In his occult writings Encausse drew heavily upon the scriptures and Kabbalistic mystical writings of the Jews. He also attended Golden Dawn ritual meetings alongside Moina Mathers (Mina Bergson), the Jewish wife of Samuel Liddell MacGregor Mathers.
However, in his pseudonymous political writings he excoriated Jews as evil financial conspirators. This contradiction between occultistic Judophilia and political Jew hatred was neither explained nor acknowledged in his writings. (Jean Carrere‘s actual attack was on the dark cult of individualism, which has been possibly deliberately confused with antisemistism, no doubt for occult purposes, and little understood by the unitiated).
Encausse never became a regular (Grand Orient) Freemason. Despite this, he organized what was announced as an “International Masonic Conference” in Paris on June 24, 1908, and at this conference he first met Theodor Reuss, and the two men apparently exchanged patents.
Theodor Reuss elevated Encausse as X° of the Ordo Templi Orientis as well as giving him license to establish a “Supreme Grand Council General of the Unified Rites of Ancient and Primitive Masonry for the Grand Orient of France and its Dependencies at Paris.”
For his part, Encausse assisted Theodor Reuss in the formation of the OTO. Gnostic Catholic Church as a child of l’Église Gnostique de France, thus forming the EGC within the tradition of French neo gnosticism.
When John Yarker died in 1913, Encausse was elected as his successor to the office of Grand Hierophant (international head) of the Antient and Primitive Rites of Memphis and Mizraim.

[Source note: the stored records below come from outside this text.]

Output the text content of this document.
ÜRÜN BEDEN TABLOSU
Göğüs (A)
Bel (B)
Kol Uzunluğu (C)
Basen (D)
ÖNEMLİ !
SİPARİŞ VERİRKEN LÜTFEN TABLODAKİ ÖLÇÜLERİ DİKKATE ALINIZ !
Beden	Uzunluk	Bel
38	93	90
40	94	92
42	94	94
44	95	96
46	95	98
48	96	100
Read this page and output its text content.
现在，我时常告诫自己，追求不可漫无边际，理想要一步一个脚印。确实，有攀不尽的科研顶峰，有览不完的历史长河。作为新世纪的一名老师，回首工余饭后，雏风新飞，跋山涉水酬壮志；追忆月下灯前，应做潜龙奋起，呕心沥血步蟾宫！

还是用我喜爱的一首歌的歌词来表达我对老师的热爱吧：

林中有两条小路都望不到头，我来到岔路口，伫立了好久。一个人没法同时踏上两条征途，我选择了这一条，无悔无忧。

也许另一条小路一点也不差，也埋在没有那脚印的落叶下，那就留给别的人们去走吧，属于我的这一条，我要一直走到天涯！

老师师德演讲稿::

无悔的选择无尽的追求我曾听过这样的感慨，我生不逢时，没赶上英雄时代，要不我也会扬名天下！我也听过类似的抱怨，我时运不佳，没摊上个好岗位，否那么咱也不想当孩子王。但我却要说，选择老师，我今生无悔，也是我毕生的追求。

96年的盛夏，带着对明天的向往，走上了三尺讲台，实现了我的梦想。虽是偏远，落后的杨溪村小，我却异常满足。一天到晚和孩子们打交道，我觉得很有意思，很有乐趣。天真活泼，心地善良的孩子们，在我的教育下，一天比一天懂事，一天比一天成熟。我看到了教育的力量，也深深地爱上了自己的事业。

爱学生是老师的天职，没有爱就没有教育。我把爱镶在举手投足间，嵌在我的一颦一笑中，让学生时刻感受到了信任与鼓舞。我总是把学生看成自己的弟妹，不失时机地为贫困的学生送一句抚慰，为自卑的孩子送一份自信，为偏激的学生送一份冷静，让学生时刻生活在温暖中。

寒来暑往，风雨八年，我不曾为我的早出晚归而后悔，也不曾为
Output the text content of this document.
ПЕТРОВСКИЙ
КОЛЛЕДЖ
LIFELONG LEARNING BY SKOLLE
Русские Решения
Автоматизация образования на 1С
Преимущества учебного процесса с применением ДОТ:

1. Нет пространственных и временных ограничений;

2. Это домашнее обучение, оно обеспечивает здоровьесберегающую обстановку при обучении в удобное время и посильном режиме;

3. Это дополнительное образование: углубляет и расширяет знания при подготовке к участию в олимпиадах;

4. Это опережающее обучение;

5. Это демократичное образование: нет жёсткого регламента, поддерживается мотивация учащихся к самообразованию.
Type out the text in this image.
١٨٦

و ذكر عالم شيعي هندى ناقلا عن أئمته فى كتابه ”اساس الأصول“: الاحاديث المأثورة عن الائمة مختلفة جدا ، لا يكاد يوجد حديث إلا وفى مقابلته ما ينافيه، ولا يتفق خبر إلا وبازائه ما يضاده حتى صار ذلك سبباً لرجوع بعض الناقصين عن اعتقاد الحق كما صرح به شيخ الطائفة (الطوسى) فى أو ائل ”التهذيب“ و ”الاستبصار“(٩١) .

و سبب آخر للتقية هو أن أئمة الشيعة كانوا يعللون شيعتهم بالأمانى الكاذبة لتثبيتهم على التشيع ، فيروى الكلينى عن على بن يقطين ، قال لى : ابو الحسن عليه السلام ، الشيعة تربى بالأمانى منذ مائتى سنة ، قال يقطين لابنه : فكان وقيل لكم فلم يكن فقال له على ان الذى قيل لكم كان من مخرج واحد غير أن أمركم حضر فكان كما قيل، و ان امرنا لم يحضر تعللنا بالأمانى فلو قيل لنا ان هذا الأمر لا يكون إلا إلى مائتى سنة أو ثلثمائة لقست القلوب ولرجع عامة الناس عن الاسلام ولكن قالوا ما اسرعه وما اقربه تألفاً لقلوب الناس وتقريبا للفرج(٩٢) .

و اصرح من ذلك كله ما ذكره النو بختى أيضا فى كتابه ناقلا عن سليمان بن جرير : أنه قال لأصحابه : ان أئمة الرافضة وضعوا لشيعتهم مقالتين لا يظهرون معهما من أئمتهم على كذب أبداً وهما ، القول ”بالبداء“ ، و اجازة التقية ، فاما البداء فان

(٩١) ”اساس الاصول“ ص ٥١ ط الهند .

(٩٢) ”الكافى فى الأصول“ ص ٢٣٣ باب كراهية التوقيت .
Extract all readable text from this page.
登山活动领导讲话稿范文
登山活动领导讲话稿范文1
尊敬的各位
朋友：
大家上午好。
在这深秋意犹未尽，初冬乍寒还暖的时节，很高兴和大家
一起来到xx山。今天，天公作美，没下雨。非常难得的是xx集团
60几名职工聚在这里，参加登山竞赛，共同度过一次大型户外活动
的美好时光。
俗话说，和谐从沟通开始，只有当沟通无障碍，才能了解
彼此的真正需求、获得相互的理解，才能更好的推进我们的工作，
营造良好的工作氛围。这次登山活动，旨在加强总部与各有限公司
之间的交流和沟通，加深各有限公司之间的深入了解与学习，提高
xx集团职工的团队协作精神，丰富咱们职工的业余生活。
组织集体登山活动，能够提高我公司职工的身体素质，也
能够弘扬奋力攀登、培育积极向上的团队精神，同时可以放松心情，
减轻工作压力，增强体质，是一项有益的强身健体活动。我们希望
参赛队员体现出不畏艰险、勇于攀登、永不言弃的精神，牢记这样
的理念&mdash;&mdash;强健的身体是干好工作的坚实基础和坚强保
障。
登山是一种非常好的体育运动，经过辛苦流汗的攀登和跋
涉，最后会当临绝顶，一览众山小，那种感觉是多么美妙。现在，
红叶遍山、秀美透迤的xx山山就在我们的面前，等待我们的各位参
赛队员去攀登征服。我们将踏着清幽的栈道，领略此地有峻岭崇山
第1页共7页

Gerard Encausse wrote A Year Book of Homeopathy, Les Homeopathes et l’Homeopathie, and he also submitted articles and cases to various homeopathic publications, including La Therapeutique de la Tuberculose to the American Homeopathist in 1899, Annuaire de 1’homoeopathie a Paris reviewed in The British Homeopathic Review in 1899, and he is mentioned in The British, Colonial, and Continental Homeopathic Medical Directory in 1899, The Homoeopathisch maandblad in 1901, and in the International Homeopathic Medical Directory in 1904.